IN THE High Court last week, the former Attorney-General John Rogers said that the finance minister had used powers under a 2008 "emergency" law to create a promissory note in 2010 which can be adjusted to allow for the payment of "possibly limitless" amounts of public money.
According to Rogers, the note issued in favour of the Educational Building Society, under which €250m was paid this year, provided for the finance minister to adjust the sum to be paid either upwards or downwards and permitted the creation of "very significant, possibly limitless" liabilities for the taxpayer.
The case has not received much attention in the media, perhaps because the action, which is being taken on behalf of United Left TD Joan Collins, is thought to be, shall we say, just another one of those cases.
According to media reports, however, the action raises "important constitutional issues with implications for the entire basis of the State's funding" – so much so that it is being heard by a three-judge court.
In essence, Rogers has argued that the making of the notes under "emergency" legislation was unlawful because it involves the minister appropriating public monies for expenditure when, under the Constitution, such "appropriation" is solely a matter for the Dail.
The hearing continues.
The possibility exists, however, that the case will eventually be heard by the Supreme Court.
In the recent referendum, people voted, by a two-to-one majority, in favour of the establishment of a Court of Appeal to alleviate a backlog at the Supreme Court: all 43 constituencies voted Yes.
The people, therefore, chose not to give Enda Kenny a "wallop" on this one as they did on his proposal to abolish the Seanad.
By wallop, he means a punch on the nose of such sting that it watered his eyes.
The punch was administered by between five to 10 per cent of the so-called Undecideds who came out to determine the result of the referendum on the future of the Seanad.
It was a wake-up call for the Taoiseach – but is it one that he will heed?
The message was this: it is not just the economy, stupid – political reform is equally important.
The body politic will read the referendum tea leaves to determine what the result also tells us, if anything, about elections to come – local, European and the big one, the General Election, in two years.
In short, the referendum outcome tells us that the big one will be a two-horse race: Fine Gael or Fianna Fail will lead the next government; Labour seems beyond rescue, Sinn Fein may have shot its bolt, and the Reform Alliance could yet emerge as a half-party to make up the numbers.
In the two-horse race, however – no more than this – Fianna Fail, coming from behind, has made up a length, which is an achievement in itself, but Fine Gael is still on the inside rail as it rounds the bend for home.
More than the important constitutional issues down in the High Court, it was another media report last week, this time from Germany, which will sound the alarm bells.
In the High Court, the State denies the claims made and argues that Joan Collins's case is based on a fundamental misunderstanding of the relevant constitutional provisions.
The court has heard that, following the liquidation of the Irish Bank Resolution Corporation (formerly Anglo) last February, the €25bn promissory note issued to that bank was exchanged for government bonds due to mature after periods of between 25 and 40 years.
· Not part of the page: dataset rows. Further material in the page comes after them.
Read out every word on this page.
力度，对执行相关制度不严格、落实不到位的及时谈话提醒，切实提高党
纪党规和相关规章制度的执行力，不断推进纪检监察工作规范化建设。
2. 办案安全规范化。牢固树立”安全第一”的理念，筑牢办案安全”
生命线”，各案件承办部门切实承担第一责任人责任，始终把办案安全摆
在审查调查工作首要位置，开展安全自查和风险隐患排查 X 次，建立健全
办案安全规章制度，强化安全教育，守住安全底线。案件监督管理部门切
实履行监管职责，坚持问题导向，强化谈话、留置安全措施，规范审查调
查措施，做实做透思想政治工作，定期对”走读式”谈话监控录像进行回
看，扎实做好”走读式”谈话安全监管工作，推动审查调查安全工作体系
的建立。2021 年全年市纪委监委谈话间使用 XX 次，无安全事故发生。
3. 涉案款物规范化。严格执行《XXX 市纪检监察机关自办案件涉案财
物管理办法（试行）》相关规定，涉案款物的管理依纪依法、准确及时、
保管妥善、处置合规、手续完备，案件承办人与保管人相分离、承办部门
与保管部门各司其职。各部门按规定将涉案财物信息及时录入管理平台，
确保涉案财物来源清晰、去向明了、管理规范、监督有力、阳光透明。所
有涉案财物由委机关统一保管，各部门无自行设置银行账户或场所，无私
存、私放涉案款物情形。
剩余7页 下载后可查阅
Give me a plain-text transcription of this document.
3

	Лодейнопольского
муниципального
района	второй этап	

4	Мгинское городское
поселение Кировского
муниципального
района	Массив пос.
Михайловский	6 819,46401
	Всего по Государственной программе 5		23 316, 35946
You may remember back then: the government promissory note deal was heralded as a triumph of political and diplomatic will. Michael Noonan took the bow.
Now it has emerged in German media that further EU support for Irish banks and Ireland's corporation tax regime are stumbling blocks in the coalition talks there.
The Social Democrats are reported to have "flatly rejected" proposals to allow banks in Ireland directly access money from the euro rescue fund.
The left-of-centre SDP want Angela Merkel's right-of-centre Christian Democrats to withdraw support for direct bank recapitalisation as a precondition for coalition.
Merkel's most likely partners are also said to be seeking "far-reaching commitments" from Dublin related to an increase in Ireland's 12.5 per cent corporation tax, and the abandonment of Dublin's opposition to the proposed financial transaction tax.
In other words, the country's entire economic model is under threat.
At this remove, it is difficult to say for sure whether the SDP demands are part and parcel of normal bartering, to be quietly dropped in due course, or whether something more troublesome is afoot.
A point to make, though: if the Social Democrats in Germany really believe Angela Merkel has been too soft on Ireland, that tends to indicate that the Government's strategy in Europe has, indeed, been a triumph of political and diplomatic will.
In two years' time, when we go to the polls again, the question is whether this will be enough to see Fine Gael over the line, or will Enda Kenny fall at the final fence, which is his declaration last week that the end of austerity is nigh.
The Taoiseach would also do well to remember the eye-watering sting of the Seanad referendum so ruthlessly landed by the Undecideds: it's about political reform, stupid.